Mound Cemetery Patriot Tour
A densely concentrated point where Marietta’s pioneer past intersects with the present is Mound Cemetery. Many of the Revolutionary War veterans who ventured west after independence found their final resting place in the leafy shade surrounding the Adena earthworks after which the cemetery is named.
Those veterans have some little-known history that precedes their arrival in the Ohio country, and anyone interested in learning more can accompany Scott Britton, the executive director at The Castle, on a quiet but intense tour of the grounds Saturday morning as a way of marking the Independence Day holiday period.
“We’ll be going through different aspects that revolve around the American Revolution and the founding of Marietta, the stories of some of the pioneer settlers and their military service for independence,” Britton said this week. “Some served at Lexington and Concord, from the start right through to the end. There are stories of mutinies, naval battles, things that aren’t part of your standard American History lessons.”
Britton said he conducts the tours about twice a year, with a different cast of characters each time, although he still hits some of the high points with every tour.
“One who is popular is Rufus Putnam. He was the leader of our founding group, and he was uniquely involved in planning an operation that forced the British to evacuate Boston,” Britton said. “He built fortifications overnight in the middle of winter. It was an engineering marvel that included bringing in cannons from the upper New York wilderness. The British went to bed one night and woke up the next morning looking at a complete fortification and artillery on Dorchester Heights.”
Putnam was a general in the Continental Army.
Another interesting figure, Britton said, was Josiah Munro, born and raised in Lexington, Mass.
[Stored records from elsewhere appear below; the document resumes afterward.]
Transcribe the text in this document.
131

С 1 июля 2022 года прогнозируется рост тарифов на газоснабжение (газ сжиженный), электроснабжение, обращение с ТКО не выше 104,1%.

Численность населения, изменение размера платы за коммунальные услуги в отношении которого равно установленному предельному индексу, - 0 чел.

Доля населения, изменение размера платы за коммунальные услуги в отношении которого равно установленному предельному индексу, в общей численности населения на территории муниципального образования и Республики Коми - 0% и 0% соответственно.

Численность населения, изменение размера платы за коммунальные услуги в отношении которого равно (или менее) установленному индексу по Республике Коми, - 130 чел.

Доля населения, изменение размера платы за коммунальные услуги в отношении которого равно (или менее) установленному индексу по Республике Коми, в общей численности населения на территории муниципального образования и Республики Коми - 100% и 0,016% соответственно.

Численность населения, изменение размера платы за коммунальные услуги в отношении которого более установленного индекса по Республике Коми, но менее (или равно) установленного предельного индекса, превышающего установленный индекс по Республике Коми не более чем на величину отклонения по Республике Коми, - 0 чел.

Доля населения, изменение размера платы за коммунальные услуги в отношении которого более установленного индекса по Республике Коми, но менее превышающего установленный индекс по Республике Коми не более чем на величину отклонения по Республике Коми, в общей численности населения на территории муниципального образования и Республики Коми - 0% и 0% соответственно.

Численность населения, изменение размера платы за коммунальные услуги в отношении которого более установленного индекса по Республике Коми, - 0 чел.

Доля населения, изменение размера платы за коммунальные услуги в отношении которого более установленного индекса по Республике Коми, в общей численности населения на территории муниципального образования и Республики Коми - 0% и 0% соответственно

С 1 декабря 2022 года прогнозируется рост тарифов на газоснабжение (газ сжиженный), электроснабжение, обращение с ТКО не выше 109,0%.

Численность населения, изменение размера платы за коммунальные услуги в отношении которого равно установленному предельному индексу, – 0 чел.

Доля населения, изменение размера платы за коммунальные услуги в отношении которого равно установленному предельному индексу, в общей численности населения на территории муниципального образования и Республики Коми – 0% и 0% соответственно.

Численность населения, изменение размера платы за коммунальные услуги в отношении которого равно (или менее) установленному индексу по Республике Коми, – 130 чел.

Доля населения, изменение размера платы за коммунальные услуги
“The family home is still there on Lexington Green, where the first shots of the war were fired. A large proportion of his family was there, and his uncle Capt. John Parker was leader of the local militia,” Britton said.
On Wednesday afternoon, a crew from the city strode about the otherwise silent grounds, trimming around graves, walkways and fences.
“We come through here every couple of weeks,” Grant Nolen, 19, said. “Trim it up, make everything look good.”
Derek Wheeler, 18, said he feels surrounded by history when working there.
“Some of these headstones, they’re over 100 years old,” he said.
“Sometimes, we’ll come across one that’s fallen over, and I’ll set it back up if I can,” Nolen said.
The Adena mound around which the cemetery is laid is the centerpiece of the grounds, shrouded by large trees.
“People are always intrigued by the mound, and it’s a credit to those who settled here that they set it aside for preservation,” Britton said. “They made sure this mound and some of the other earthworks were protected, and to this day, the best way to ensure something remains undisturbed is to bury your dead there.”
The Mound Cemetery Patriots Tour begins at 10 a.m. Saturday at the gates of the cemetery on Fifth Street near Scammel Street. The cost is $8, and Britton said the tour will last between an hour and 90 minutes.